Isso parece fornecer uma explicação suficiente sobre o estado da infância. Essa infância marca, como é normal, o início, o primeiro despertar para o Conhecimento. No entanto, há outras passagens em nossa Epístola que nos incentivam a procurar um significado mais profundo e menos óbvio desse conceito de infância, ou melhor, um significado que completa e amplia o significado das primeiras linhas da Epístola. No decorrer do diálogo, uma parábola leva a uma digressão sobre a hermenêutica das visões de sonhos (cf. todo o §13). O xeique comenta sobre a lei da analogia a contrario. O que a alma contempla em um sonho são os eventos no outro mundo, e o que ela contempla aí é a imagem invertida do evento neste mundo. A visão de uma morte anuncia que alguém está morrendo neste mundo e nascendo no próximo. O fato do segundo nascimento é explicitamente mencionado nessa ocasião. Nascer neste mundo é nascer para ser vítima do tempo cronológico, envelhecer e morrer. Nascer no outro mundo não é passar por um processo de crescimento que leva à velhice e à morte, mas manter ali para sempre o status de renovatus in novam infantiam (cf. nos. 21 e 22, o tema do Puer aeternus). Esse é o gesto radical do comerciante (§ 12), o herói da parábola, que significa a morte mística neste mundo e o novo nascimento no outro mundo, e através disso ser livre para a vida após a morte, para deixar este mundo vivo, pois a ressurreição chama os vivos, não os espiritualmente mortos.
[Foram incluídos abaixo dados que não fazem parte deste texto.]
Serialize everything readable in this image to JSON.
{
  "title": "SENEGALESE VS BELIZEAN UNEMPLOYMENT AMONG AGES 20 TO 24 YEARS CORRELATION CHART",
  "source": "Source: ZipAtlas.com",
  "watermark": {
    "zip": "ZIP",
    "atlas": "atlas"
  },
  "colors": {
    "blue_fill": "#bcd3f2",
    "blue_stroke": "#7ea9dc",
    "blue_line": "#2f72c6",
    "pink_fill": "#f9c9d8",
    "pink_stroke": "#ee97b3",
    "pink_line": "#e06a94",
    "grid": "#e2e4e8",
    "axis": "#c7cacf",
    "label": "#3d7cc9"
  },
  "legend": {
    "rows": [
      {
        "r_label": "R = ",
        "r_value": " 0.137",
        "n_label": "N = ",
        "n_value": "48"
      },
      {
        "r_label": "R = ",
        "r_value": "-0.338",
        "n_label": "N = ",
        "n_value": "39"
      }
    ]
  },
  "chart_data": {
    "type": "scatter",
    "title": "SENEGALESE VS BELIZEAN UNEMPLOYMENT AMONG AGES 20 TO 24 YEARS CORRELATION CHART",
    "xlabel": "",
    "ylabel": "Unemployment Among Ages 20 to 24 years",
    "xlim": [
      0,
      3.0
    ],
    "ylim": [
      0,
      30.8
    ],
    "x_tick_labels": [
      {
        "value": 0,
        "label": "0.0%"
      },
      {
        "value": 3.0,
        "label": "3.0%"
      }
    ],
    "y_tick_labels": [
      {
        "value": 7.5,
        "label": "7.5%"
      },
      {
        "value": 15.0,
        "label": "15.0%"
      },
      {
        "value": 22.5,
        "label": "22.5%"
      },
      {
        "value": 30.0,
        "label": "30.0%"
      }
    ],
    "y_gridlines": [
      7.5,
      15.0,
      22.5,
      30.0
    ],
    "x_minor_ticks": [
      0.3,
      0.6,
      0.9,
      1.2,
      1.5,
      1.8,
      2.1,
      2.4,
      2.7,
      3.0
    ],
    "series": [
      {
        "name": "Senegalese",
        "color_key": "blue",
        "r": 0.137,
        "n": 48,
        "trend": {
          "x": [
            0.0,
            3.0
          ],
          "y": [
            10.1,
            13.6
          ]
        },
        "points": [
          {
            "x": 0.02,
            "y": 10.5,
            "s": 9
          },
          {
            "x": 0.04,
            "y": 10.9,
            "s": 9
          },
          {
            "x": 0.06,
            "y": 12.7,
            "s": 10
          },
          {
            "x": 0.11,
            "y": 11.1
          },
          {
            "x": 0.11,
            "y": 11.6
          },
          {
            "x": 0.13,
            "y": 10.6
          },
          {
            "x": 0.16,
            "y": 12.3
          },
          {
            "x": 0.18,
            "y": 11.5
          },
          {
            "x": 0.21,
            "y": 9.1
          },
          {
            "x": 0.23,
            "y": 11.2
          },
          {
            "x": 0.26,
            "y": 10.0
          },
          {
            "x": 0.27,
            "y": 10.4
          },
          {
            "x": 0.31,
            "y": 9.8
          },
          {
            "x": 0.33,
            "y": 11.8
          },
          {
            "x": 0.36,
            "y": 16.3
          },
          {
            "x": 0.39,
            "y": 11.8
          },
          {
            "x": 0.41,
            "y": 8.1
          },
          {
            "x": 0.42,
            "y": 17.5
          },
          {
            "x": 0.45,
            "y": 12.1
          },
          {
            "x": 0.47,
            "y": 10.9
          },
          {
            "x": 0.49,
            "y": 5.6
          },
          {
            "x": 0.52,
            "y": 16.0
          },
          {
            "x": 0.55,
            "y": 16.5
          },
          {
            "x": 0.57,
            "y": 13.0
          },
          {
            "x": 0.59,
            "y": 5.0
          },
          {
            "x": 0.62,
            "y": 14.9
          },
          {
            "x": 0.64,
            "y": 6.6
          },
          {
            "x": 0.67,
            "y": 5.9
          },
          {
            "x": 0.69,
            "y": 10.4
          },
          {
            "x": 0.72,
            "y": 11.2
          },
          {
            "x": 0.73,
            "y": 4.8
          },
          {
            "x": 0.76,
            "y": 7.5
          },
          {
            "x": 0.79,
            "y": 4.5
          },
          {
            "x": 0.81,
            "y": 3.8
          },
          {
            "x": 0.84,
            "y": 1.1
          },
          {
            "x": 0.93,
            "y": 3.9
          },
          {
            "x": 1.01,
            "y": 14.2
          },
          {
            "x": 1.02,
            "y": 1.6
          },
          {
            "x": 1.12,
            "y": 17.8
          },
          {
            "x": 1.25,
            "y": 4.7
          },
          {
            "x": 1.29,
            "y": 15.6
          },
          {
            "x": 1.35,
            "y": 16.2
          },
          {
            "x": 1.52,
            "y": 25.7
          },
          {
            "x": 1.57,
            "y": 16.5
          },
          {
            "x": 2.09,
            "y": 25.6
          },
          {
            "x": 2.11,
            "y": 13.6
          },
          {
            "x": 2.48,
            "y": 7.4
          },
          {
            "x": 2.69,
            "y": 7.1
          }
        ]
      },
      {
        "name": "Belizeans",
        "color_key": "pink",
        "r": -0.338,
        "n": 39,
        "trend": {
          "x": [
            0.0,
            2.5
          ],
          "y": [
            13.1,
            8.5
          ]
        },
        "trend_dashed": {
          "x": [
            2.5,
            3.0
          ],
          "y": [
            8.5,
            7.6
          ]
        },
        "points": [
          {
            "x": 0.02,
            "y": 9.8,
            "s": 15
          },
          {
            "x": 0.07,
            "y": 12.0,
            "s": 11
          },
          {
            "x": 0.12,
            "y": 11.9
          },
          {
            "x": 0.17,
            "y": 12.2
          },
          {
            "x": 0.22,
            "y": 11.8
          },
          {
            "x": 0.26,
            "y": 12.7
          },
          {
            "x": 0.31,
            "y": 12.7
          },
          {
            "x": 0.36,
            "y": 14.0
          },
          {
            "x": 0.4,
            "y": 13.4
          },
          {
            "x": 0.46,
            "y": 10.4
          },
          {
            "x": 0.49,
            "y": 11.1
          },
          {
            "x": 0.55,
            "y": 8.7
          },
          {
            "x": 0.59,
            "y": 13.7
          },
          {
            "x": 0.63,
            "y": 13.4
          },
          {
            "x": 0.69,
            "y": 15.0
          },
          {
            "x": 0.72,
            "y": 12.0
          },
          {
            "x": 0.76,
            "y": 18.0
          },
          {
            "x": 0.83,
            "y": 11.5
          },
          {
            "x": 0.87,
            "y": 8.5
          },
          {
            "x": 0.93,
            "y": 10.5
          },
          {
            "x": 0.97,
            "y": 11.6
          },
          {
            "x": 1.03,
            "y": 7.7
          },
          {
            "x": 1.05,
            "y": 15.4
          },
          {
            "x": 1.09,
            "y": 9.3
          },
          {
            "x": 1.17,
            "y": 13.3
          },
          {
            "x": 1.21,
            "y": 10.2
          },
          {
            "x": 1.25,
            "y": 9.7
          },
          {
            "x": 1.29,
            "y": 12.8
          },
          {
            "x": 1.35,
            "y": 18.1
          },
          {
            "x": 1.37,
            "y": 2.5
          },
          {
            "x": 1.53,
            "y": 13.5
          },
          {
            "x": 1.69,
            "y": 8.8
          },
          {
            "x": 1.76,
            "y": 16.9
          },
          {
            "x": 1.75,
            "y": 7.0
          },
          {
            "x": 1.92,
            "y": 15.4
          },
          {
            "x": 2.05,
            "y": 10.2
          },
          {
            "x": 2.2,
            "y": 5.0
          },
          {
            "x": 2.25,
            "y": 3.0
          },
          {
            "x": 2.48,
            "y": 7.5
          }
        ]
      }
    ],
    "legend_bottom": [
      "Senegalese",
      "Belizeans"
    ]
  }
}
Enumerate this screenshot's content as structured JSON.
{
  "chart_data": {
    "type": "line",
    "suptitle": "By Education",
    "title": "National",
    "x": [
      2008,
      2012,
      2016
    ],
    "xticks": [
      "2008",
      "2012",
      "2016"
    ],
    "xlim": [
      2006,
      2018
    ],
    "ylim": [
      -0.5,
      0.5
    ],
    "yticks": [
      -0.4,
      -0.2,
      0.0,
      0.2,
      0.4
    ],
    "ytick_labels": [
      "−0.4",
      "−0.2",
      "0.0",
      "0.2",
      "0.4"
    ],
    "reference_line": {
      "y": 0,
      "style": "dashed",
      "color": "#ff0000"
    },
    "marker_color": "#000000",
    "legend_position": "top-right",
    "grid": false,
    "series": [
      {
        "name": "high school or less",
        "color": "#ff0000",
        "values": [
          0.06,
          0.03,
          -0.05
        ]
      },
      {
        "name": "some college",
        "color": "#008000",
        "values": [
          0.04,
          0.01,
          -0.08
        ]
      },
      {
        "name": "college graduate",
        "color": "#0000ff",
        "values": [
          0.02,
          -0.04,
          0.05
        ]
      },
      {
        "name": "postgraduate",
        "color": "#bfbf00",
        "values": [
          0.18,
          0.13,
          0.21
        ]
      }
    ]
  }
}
Aqui temos o desenvolvimento que legitima totalmente o título da Epístola (caso contrário, esse título diria respeito apenas às primeiras linhas), aprofundando o conceito de “infância”. A confirmação vem logo em seguida (§ 14, cf. n. 27). O narrador agora lê com facilidade e prazer a tábua (os segredos da ciência mística das letras) que ele se esforçou para decifrar no início. Seu shaykh lhe diz que ele se tornou um adulto. É claro, mas aplicando a lei da analogia invertida que nos foi lembrada há algumas linhas na digressão sobre a hermenêutica dos sonhos, que não está aí por acaso, entendemos que o adulto espiritual é precisamente a criança no céu da alma (cf. acima o discurso à Natureza Perfeita: Você é meu pai espiritual e você é minha criança espiritual). Por outro lado, o adulto, no sentido profano deste mundo, ainda é apenas uma criança, ou até mesmo um nanico, em relação ao mundo espiritual, enquanto não souber nada sobre ele. As intenções de Sohravardi são sempre sutis e discretas. Ele nos ensina a não avaliar seus textos, mas a ler nas entrelinhas.